First author : SOTSKIY P

Revue: Clin Exp Rheum

Reference: Clin Exp Rheumatol. 2024 Sep 19. doi: 10.55563/clinexprheumatol/9yc77f. Online ahead of print.PMID: 39360377


Troubles de la reproduction chez les patients avec fièvre méditerranéenne familiale homozygote et hétérozygote comparés à des témoins

Introduction:


Familial Mediterranean Fever (FMF) is the most common monogenic autoinflammatory disease worldwide. Previous studies have shown a clear correlation between patients' genotype and the clinical severity of FMF. However, no specific study has explored a direct correlation between the patient’s genotype and the reproductive system.


This study aimed to compare reproductive disorders in homozygous and heterozygous female FMF patients with healthy controls.


FMF can be accompanied by abnormalities in women’s reproductive function through the following mechanisms:


Acute peritonitis, which can lead to peritoneal adhesions and obstruction of the fallopian tubes, resulting in mechanical infertility.

Peritonitis during an acute FMF attack in a pregnant woman can cause uterine contractions, leading to miscarriage or preterm labor.

Inflammatory amyloidosis may theoretically thicken the ova, resulting in difficulty for sperm penetration.

Patients and Methods:


The study included 249 women with reproductive disorders at a gynecology center of the National Center for Medical Genetics and Primary Health Care in Yerevan, Armenia. FMF diagnosis was confirmed using the Tel-Hashomer criteria along with genetic analysis of the 12 most common MEFV mutations: E148Q, P369S, F479L, M680I (G/C), M680I (G/A), I692del, M694V, M694I, K695R, V726A, A744S, R761H. A severity score was calculated for each FMF patient.


The women were divided into three groups:


Group 1: 40 FMF women with two identical MEFV mutations (homozygous).
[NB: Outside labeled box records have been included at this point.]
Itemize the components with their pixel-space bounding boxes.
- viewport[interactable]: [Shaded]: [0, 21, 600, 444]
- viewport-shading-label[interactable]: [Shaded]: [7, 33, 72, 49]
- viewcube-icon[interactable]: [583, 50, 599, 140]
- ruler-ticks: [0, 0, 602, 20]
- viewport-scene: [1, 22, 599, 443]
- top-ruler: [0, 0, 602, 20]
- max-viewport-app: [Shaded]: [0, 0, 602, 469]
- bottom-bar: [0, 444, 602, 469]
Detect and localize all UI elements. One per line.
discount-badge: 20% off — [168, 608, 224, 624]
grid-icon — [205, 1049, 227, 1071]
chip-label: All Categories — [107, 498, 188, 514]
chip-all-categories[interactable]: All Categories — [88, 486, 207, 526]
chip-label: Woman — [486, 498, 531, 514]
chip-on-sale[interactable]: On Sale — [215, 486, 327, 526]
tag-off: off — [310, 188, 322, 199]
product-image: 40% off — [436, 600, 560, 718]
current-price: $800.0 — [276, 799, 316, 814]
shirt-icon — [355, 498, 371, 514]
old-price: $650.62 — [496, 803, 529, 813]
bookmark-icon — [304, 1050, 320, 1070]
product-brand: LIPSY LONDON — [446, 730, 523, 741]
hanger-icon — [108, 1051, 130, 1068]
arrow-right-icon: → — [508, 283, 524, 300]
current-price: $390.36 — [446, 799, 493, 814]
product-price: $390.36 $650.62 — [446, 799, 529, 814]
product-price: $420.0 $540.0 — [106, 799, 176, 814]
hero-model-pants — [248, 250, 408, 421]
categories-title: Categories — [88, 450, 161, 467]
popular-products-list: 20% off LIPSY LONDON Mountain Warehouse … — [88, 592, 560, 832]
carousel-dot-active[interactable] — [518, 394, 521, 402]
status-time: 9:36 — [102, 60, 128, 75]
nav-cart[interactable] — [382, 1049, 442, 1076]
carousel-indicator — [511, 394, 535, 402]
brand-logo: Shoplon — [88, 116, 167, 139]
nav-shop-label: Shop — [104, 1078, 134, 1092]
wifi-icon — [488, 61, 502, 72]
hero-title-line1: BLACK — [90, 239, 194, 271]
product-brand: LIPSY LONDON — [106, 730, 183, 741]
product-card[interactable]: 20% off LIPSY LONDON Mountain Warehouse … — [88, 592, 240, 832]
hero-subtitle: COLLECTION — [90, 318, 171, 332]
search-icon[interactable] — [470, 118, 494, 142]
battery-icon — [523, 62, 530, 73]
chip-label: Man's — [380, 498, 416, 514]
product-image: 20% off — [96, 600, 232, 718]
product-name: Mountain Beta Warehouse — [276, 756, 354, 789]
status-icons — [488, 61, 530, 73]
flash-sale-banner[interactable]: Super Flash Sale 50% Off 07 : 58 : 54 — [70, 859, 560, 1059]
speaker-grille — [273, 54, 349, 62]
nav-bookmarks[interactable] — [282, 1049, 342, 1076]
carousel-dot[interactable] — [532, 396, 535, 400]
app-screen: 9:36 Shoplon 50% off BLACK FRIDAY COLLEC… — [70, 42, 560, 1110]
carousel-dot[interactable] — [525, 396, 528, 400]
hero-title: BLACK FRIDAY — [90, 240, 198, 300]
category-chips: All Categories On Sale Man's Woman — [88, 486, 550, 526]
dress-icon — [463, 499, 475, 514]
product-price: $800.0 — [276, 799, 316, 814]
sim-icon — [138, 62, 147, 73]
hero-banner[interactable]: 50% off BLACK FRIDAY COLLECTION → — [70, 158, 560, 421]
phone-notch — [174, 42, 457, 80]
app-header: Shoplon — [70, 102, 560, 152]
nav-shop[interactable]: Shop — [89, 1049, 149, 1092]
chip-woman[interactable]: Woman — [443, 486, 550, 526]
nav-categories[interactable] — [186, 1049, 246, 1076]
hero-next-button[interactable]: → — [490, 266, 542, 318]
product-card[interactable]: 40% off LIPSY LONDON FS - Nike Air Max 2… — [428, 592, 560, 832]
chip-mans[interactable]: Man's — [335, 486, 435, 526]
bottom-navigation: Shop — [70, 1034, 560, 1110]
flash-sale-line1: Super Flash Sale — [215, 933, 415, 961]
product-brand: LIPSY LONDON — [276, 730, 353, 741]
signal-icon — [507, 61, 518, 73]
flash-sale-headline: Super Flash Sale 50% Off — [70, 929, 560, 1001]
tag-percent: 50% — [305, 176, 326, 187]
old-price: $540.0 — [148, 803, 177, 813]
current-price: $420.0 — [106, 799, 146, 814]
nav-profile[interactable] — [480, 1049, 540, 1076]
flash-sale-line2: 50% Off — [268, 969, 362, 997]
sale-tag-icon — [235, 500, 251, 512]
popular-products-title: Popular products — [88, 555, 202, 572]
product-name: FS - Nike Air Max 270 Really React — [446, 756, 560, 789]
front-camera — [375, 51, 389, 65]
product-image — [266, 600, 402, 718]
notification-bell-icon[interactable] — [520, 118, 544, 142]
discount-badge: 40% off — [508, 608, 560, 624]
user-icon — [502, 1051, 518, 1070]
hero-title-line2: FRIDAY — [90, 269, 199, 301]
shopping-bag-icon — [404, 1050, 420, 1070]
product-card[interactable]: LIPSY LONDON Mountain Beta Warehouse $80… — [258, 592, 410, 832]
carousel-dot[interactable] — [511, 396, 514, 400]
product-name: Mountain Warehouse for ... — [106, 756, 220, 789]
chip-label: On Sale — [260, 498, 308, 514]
Group 2: 47 FMF women with a single MEFV variant (heterozygous).

Group 3: A control group of women with reproductive problems but no other systemic disease, particularly FMF.

All patients were recruited, gave informed consent, and were examined in the same gynecology clinic for reproductive issues. Reproductive problems assessed included menstrual dysfunctions, primary and secondary infertility, endometrial hyperplasia, spontaneous miscarriages, ectopic pregnancies, and preterm deliveries.


Results:


As expected, homozygous patients had more severe FMF, with the M694V/M694V genotype found in 75% of these patients, followed by M680I/M680I and V726A/V726A. The most common genotypes in heterozygous patients were M694V/-, M680I/-, V726A/-, and E148Q/-.


Primary infertility was significantly higher in homozygous patients (79.4%) compared to heterozygous patients (38.5%). The primary cause of infertility in FMF patients was tubal-peritoneal. Adhesions in the pelvic, peritubal, and periovarian regions were more common in FMF patients than in controls. Sterility was 1.54 times more frequent in homozygous patients than in heterozygous and control groups.


Causes of infertility in the control group included endometriosis, uterine fibroids, and adenomyosis.


Homozygous FMF patients had a higher rate of spontaneous miscarriages and lower pregnancy rates compared to heterozygous patients.


Live birth rates were higher in heterozygous patients.


Non-adherence or inadequate treatment with colchicine was associated with higher infertility rates, with 38.2% of homozygous and 84.6% of heterozygous patients receiving insufficient treatment.


Delayed use of colchicine due to late diagnosis of FMF or irregular use also contributed to infertility problems.


In conclusion, the severity of FMF, genotype, and adherence to colchicine treatment impact pregnancy outcomes and reproductive health.


In practice, this study highlights the need to improve patient education on strict adherence to colchicine treatment.